More Game Day Appetizers to Try!
- Buffalo Chicken Dip
- Seasoned Pretzels
- Skinny Spinach Artichoke Dip
- Baked Cream Cheese Chicken Taquitos
- Restaurant-Style Salsa
Jalapeño Cream Cheese Dip
- 8 oz. package cream cheese , softened
- 1/3 cup mayonnaise
- 1/2 cup shredded cheddar cheese
- 2 jalapenos , seeded and diced
- 2 slices cooked bacon , crumbled
- 1/4 cup parmesan cheese , divided
- 1/4 cup panko breadcrumbs
- Preheat oven to 350 degrees F. Spray a small baking dish well with cooking spray and set aside.

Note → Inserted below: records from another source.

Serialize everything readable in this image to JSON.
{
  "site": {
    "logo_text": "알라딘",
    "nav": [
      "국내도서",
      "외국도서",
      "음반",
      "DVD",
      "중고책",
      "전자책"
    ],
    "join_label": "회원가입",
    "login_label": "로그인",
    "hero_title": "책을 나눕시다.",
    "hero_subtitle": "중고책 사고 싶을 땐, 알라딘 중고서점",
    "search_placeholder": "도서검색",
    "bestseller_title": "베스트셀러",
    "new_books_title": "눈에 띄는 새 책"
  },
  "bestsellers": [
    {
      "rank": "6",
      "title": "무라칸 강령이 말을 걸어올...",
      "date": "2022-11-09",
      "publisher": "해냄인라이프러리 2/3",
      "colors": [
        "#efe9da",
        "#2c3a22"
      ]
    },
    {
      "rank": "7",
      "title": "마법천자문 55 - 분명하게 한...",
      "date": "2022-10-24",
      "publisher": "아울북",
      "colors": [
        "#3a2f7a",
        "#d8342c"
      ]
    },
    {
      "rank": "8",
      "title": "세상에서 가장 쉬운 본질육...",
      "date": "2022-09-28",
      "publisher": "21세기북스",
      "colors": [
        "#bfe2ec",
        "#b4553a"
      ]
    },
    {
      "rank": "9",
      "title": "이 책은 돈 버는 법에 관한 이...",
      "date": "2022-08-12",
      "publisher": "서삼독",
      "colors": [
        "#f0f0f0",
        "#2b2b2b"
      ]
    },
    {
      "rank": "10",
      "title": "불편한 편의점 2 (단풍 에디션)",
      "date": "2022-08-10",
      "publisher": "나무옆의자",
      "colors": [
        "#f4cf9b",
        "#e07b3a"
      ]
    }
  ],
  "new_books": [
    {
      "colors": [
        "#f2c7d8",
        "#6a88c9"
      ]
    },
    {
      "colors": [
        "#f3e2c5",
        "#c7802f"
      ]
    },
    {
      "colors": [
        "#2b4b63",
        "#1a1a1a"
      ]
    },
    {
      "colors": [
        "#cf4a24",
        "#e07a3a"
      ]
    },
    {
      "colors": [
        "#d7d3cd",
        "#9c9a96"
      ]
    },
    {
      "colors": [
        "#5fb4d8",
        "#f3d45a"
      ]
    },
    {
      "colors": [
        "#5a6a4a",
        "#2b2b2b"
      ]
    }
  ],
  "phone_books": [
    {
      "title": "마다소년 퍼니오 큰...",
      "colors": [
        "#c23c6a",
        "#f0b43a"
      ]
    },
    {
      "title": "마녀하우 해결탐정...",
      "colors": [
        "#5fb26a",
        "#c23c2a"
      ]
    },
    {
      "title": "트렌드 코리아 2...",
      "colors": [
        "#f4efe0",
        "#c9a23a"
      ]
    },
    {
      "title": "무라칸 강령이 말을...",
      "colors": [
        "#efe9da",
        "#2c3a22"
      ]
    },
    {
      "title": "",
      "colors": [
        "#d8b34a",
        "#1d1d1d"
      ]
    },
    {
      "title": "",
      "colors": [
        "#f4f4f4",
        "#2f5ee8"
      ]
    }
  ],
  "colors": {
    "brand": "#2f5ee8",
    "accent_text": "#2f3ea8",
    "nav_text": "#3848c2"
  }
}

- In a large bowl using a handheld mixer or stand mixer with the paddle attachment, blend the cream cheese and mayo together until smooth and creamy.
- Add in the cheddar cheese, diced jalapeno, crumbled bacon, and half of the parmesan cheese and mix until fully combined. Pour mixture into prepared baking dish.
- In a small bowl, mix together the panko breadcrumbs and the other half of the parmesan cheese.
- Sprinkle panko mixture evenly over the dip.
- Bake for 15 minutes or until heated all of the way through. To get the panko topping crispier, you can broil it for the last minute. Just be sure to keep a close eye on it, so it does not burn.
- Remove from oven and serve with tortilla chips.